This blog post was originally published in 2019. Visit our guidance page for the latest information on this topic.
I recently made the move from Companies House to take up a position at the Insolvency Service. During my time at Companies House we dealt with what we called the birth, life and death of companies.
Businesses only become limited companies when they're registered at Companies House. Once registered, company directors have certain statutory responsibilities. For example, keeping all company records up to date throughout the life of the company.
At the end of a company's life, the dissolution of the company will appear on the public record as well. It's been this way for over 170 years and one of the big benefits of the public register is its transparency. It helps if you know who you're planning on doing business with.
There are millions of directors serving in companies throughout the UK and recently published guidance helped explain the legal responsibilities of being a company director.
Powers to investigate
Moving to the Insolvency Service has been an interesting transition for me. Since my arrival I’ve found out more about the authority the agency has to investigate a director’s conduct, typically following a company becoming insolvent (liquidation or administration). If there is evidence of misconduct while that director was managing a limited company, the Insolvency Service can pursue disqualifications.
Using statutory powers, the Insolvency Service can also investigate an active company if it receives information that suggests corporate abuse. This abuse may include serious misconduct, fraud, scams or sharp practice in the way the company operates.
What a disqualification order means
You could face a disqualification for a variety of reasons. For example, if you allow your company to continue trading when it cannot pay its debts or if you do not keep proper accounting records. A ban could also come your way if you have not paid tax owed by your company or you’ve used company money or assets for your own benefit.
If you fail in these duties you can receive a disqualification order. This order will stop you from acting as a director for anywhere between 2 and 15 years.

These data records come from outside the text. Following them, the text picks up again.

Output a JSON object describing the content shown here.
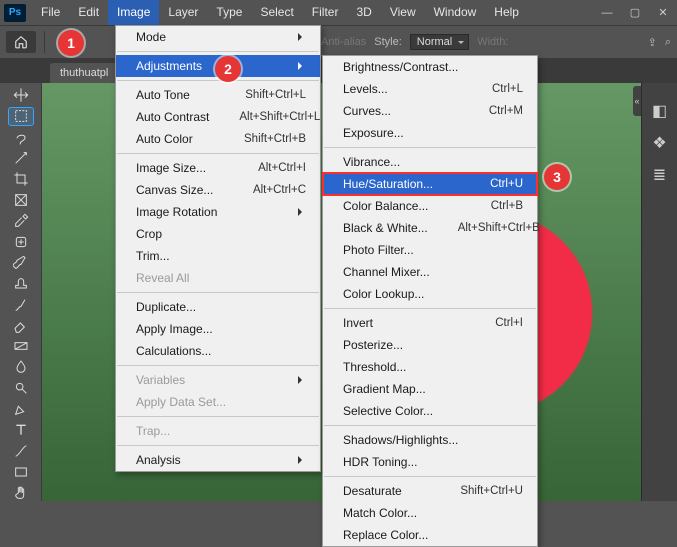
{
  "ps_badge": "Ps",
  "menubar": [
    "File",
    "Edit",
    "Image",
    "Layer",
    "Type",
    "Select",
    "Filter",
    "3D",
    "View",
    "Window",
    "Help"
  ],
  "menubar_active_index": 2,
  "optbar": {
    "antialias": "Anti-alias",
    "style_label": "Style:",
    "style_value": "Normal",
    "width_label": "Width:"
  },
  "tab": {
    "name": "thuthuatpl"
  },
  "callouts": {
    "one": "1",
    "two": "2",
    "three": "3"
  },
  "menu_image": {
    "groups": [
      [
        {
          "l": "Mode",
          "sub": true
        }
      ],
      [
        {
          "l": "Adjustments",
          "sub": true,
          "hl": true
        }
      ],
      [
        {
          "l": "Auto Tone",
          "sc": "Shift+Ctrl+L"
        },
        {
          "l": "Auto Contrast",
          "sc": "Alt+Shift+Ctrl+L"
        },
        {
          "l": "Auto Color",
          "sc": "Shift+Ctrl+B"
        }
      ],
      [
        {
          "l": "Image Size...",
          "sc": "Alt+Ctrl+I"
        },
        {
          "l": "Canvas Size...",
          "sc": "Alt+Ctrl+C"
        },
        {
          "l": "Image Rotation",
          "sub": true
        },
        {
          "l": "Crop"
        },
        {
          "l": "Trim..."
        },
        {
          "l": "Reveal All",
          "disabled": true
        }
      ],
      [
        {
          "l": "Duplicate..."
        },
        {
          "l": "Apply Image..."
        },
        {
          "l": "Calculations..."
        }
      ],
      [
        {
          "l": "Variables",
          "sub": true,
          "disabled": true
        },
        {
          "l": "Apply Data Set...",
          "disabled": true
        }
      ],
      [
        {
          "l": "Trap...",
          "disabled": true
        }
      ],
      [
        {
          "l": "Analysis",
          "sub": true
        }
      ]
    ]
  },
  "menu_adjust": {
    "groups": [
      [
        {
          "l": "Brightness/Contrast..."
        },
        {
          "l": "Levels...",
          "sc": "Ctrl+L"
        },
        {
          "l": "Curves...",
          "sc": "Ctrl+M"
        },
        {
          "l": "Exposure..."
        }
      ],
      [
        {
          "l": "Vibrance..."
        },
        {
          "l": "Hue/Saturation...",
          "sc": "Ctrl+U",
          "hl": true,
          "boxed": true
        },
        {
          "l": "Color Balance...",
          "sc": "Ctrl+B"
        },
        {
          "l": "Black & White...",
          "sc": "Alt+Shift+Ctrl+B"
        },
        {
          "l": "Photo Filter..."
        },
        {
          "l": "Channel Mixer..."
        },
        {
          "l": "Color Lookup..."
        }
      ],
      [
        {
          "l": "Invert",
          "sc": "Ctrl+I"
        },
        {
          "l": "Posterize..."
        },
        {
          "l": "Threshold..."
        },
        {
          "l": "Gradient Map..."
        },
        {
          "l": "Selective Color..."
        }
      ],
      [
        {
          "l": "Shadows/Highlights..."
        },
        {
          "l": "HDR Toning..."
        }
      ],
      [
        {
          "l": "Desaturate",
          "sc": "Shift+Ctrl+U"
        },
        {
          "l": "Match Color..."
        },
        {
          "l": "Replace Color..."
        }
      ]
    ]
  },
  "tool_icons": [
    "move",
    "marquee",
    "lasso",
    "wand",
    "crop",
    "frame",
    "eyedropper",
    "heal",
    "brush",
    "stamp",
    "history",
    "eraser",
    "gradient",
    "blur",
    "dodge",
    "pen",
    "type",
    "path",
    "rect",
    "hand"
  ],
  "panel_icons": [
    "properties",
    "layers",
    "channels"
  ]
}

During this period you cannot act as a director in any company registered in the UK. Indeed, you will not be able to act as a director of an overseas company with connections to the UK. The ban also extends to any involvement in forming, marketing or running a company.
There are other restrictions on disqualified directors. You need to fully understand the effects of a disqualification order. To do this, you should seek your own independent professional advice.
Read more about the effects of having a disqualification order.
Search the list of disqualified directors
Details of banned directors appear on the Companies House register of disqualified directors. The Insolvency Service also has an online list of recently banned directors which includes the reasons for the ban.
Our list shows those directors disqualified within the last 3 months. Recent cases on the register show the variety of reasons a banning of a director can happen. For example, a 4 year ban has been secured against a director whose company, which operated restaurants, became insolvent. In the lead up to insolvency, the director moved monies out of the company bank account for his own gain. The money in the company bank account should have been used to pay the company's creditors.
High-profile disqualifications include that of Howard Lawrence Grossman. A property developer, Grossman was the sole director of 1st Land Limited. That company received at least £6 million to redevelop Northampton Town FC's stadium. The company entered into administration in January 2015 and an investigation followed.
Read a previous blog describing what going into administration means.
Grossman did not have adequate records to account for over £5.6 million worth of payments. For this, he received a 10 year ban earlier this year for disregarding his duties as a director. The investigation into the missing millions continues.
You can read more about the case in the Insolvency Service press release.
By disqualifying directors, the Insolvency Service is playing its part in delivering economic confidence by tackling financial wrongdoing.